A LONG ROCK railway crossing on which a grandmother was killed when she was struck by a train last October was closed last Friday.
Cornwall Council will enforce an emergency closure request from Network Rail, which will keep the crossing closed until a decision is made on how to improve its safety or to close it indefinitely.
A petition was started in the village this week to keep the Mexico footcrossing open after Network Rail supported a coroner's recommendation to close it following an inquest into the death of Jeannette Nicholls.
The 73-year-old grandmother was killed when she was struck by a train heading to Penzance last year.
Hers was the second death on the crossing and followed five near-misses and two other incidents since 2007.
A Cornwall Council spokeswoman said a temporary diversion, which takes walkers 200m to a level crossing west of the footpath, has been put in place.
She said: "The closure will remain in effect pending an examination of all options to make the crossing safe, including the option of closure."
Network Rail has closed 600 rail crossings since 2009.
A spokesman said: "Following the coroner's recommendation for the Mexico footpath crossing to close, we requested an emergency closure and are pleased that this will be implemented.
"Network Rail is committed to improving safety at level crossings and closure is always our preferred option.

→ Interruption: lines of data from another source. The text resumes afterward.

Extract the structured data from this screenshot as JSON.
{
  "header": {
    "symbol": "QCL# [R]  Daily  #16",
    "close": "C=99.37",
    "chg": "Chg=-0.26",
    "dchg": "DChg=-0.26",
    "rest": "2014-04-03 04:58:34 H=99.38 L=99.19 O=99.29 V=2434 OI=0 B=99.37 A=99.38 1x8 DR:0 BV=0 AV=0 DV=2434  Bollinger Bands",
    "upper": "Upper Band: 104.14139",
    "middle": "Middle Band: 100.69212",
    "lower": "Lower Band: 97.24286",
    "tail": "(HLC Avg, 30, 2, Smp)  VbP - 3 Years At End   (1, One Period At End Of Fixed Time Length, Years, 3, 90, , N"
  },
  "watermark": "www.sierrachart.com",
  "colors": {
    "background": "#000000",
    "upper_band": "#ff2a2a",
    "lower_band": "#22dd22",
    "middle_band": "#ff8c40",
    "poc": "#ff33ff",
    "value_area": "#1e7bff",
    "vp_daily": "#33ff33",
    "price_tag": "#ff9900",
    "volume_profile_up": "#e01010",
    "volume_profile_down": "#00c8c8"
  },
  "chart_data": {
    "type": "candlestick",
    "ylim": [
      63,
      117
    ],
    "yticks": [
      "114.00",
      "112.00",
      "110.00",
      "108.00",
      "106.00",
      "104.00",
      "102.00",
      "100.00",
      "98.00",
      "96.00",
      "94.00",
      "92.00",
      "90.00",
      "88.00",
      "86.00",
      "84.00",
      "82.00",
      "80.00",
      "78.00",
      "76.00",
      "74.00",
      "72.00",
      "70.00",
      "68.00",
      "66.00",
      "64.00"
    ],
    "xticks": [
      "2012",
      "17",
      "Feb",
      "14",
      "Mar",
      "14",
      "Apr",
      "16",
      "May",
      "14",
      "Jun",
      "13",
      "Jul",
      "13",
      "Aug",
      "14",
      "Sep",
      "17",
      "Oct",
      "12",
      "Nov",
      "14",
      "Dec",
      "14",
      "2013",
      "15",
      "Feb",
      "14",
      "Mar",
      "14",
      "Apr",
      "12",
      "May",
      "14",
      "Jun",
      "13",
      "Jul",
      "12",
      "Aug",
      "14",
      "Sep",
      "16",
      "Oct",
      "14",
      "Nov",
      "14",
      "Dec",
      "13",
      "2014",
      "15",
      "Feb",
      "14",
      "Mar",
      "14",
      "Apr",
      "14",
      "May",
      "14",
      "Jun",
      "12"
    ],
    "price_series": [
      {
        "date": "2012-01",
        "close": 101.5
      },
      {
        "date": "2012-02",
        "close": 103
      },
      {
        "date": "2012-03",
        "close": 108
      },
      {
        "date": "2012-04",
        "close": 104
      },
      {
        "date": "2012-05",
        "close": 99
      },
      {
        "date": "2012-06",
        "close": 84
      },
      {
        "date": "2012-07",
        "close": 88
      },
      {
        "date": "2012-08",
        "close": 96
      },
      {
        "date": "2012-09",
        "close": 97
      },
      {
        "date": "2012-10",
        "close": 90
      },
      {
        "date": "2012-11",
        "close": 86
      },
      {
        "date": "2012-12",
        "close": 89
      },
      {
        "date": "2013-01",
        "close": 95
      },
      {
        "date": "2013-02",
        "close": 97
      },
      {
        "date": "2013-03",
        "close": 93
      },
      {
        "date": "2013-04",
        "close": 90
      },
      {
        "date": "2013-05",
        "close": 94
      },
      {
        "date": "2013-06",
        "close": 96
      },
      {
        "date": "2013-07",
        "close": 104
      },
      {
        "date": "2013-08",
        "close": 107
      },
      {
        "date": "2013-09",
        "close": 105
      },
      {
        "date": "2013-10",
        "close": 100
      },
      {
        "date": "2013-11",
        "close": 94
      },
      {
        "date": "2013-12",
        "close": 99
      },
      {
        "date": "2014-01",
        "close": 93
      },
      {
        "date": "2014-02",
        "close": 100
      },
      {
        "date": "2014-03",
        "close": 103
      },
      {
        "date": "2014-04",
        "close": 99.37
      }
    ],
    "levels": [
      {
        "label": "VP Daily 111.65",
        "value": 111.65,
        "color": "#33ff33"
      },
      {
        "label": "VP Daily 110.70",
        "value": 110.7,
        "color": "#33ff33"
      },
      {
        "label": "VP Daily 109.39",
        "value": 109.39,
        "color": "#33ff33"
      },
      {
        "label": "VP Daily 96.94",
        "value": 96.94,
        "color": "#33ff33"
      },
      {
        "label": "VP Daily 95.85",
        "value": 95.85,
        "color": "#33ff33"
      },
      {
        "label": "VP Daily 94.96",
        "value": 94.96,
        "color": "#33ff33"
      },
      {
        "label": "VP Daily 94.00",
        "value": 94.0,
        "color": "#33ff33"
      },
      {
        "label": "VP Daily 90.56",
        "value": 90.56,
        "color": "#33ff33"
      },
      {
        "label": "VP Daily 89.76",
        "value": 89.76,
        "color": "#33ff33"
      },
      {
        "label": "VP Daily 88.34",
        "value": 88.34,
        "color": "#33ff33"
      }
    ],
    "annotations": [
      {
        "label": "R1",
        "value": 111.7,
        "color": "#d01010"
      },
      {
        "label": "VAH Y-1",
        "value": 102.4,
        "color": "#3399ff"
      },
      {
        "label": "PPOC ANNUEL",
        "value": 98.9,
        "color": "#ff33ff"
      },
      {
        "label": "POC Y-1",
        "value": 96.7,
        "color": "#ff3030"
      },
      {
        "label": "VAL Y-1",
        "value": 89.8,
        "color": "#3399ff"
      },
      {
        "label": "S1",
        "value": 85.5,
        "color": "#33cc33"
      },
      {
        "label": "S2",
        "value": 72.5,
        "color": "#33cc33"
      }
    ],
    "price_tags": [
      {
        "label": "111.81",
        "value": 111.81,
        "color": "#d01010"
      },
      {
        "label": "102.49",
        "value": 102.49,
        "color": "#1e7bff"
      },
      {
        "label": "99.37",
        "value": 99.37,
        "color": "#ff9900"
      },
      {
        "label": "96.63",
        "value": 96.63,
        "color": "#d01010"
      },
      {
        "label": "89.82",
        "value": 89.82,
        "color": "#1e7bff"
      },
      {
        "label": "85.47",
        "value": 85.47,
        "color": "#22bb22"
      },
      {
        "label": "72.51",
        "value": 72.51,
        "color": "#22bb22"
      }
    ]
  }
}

We would like to make this closure permanent as soon as possible."
The petition is the second associated with the crossing after one was started last year by Mrs Nicholls' granddaughter Jodie Farmer to close it.
Her daughter, Vanessa Webster, said she and her family were pleased the crossing had been closed.
She said: "We are very encouraged that the crossing has been closed with immediate effect. This action is in line with coroner's recommendations. We firmly believe this is an important step in ensuring no one else is killed at the crossing."
Pip Penney, new owner of the Long Rock Shop, supports the petition to keep the crossing open and is collecting signatures in her shop.
She said: "We live in the village and we use the access to get to the beach. The shop has a new sign on the side and we get quite a number of customers from that way.
"It could really affect our business, especially in the summer when people come off the beach and buy a cup of coffee, sandwich or ice cream.
"They aren't going to do it if they have to walk along a busy main road. We are not going to have beach trade."